Refillable 0ppm Water Filter (7 litre) RG-Filter-7L












Ok so not exactly 0ppm, but damn close!

Anyway washed the car today in the blazing heat, as I washed a panel, sprayed it off via the filter and that was it, no towel drying, no sprays, just washed off with water and left to dry.

Now I know if I did that out of the tap the car would look worse than if it hadn't been washed. 

But today...

Zilch, nada, nothing! 











The investment is worth it simply on the de-stress of now having to panic about drying panels.


----------



## TAZZMAXX (Mar 9, 2010)

So, you're pregnant?:chuckle:


----------



## mouthwash (Oct 7, 2016)

I need one of them, the water is pretty savage for leaving stains in this area.


----------



## MS33 (Jun 27, 2007)

I use this if Im feeling lazy, works very well. It has a replaceable filter.


----------



## TREG (May 20, 2004)

Just seen this thread.

Can you explain how you exactly you set it up and use it as I've never heard of anything like it I don't think?!

I can see the results and they look great but interested to hear how its done


----------



## kindai (Feb 8, 2016)

TREG said:


> Just seen this thread.
> 
> Can you explain how you exactly you set it up and use it as I've never heard of anything like it I don't think?!
> 
> I can see the results and they look great but interested to hear how its done


Very simple, you just stick the filter between the tap and the hose. All the water comes out the tap, is forced through the filter and then out the hose to the pressure washer/spray gun etc.


----------



## TREG (May 20, 2004)

kindai said:


> Very simple, you just stick the filter between the tap and the hose. All the water comes out the tap, is forced through the filter and then out the hose to the pressure washer/spray gun etc.

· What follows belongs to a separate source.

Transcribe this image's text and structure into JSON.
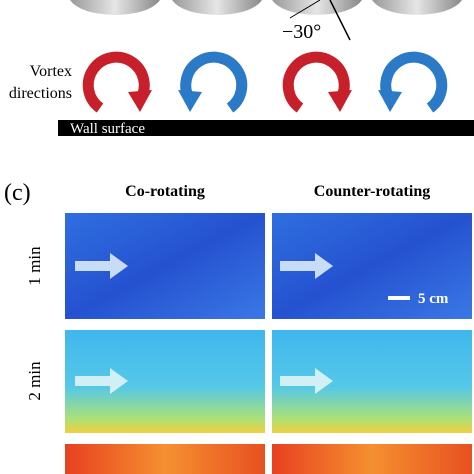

So not much use with the old bucket and mitt then?:chuckle:


----------



## kindai (Feb 8, 2016)

TREG said:


> So not much use with the old bucket and mitt then?:chuckle:


Well the idea is you use the filtered water to rinse off the suds, and get zero water marks without the need to hand dry.


----------



## TREG (May 20, 2004)

kindai said:


> Well the idea is you use the filtered water to rinse off the suds, and get zero water marks without the need to hand dry.




Great idea.
I do have a jet washer but it's easier just to get the bucket and mitt out than mess around setting it up.

I suppose by the time I've wiped the drying marks away it would be quicker to use this.

Would the filter sit over an outside tap?


----------



## samgtr (Aug 4, 2010)

I use this, touchless drying and is loads of fun

Airforce master blaster


----------



## kindai (Feb 8, 2016)

TREG said:


> Great idea.
> I do have a jet washer but it's easier just to get the bucket and mitt out than mess around setting it up.
> 
> I suppose by the time I've wiped the drying marks away it would be quicker to use this.
> ...


Easily, it doesnt weigh much even when full of water.


----------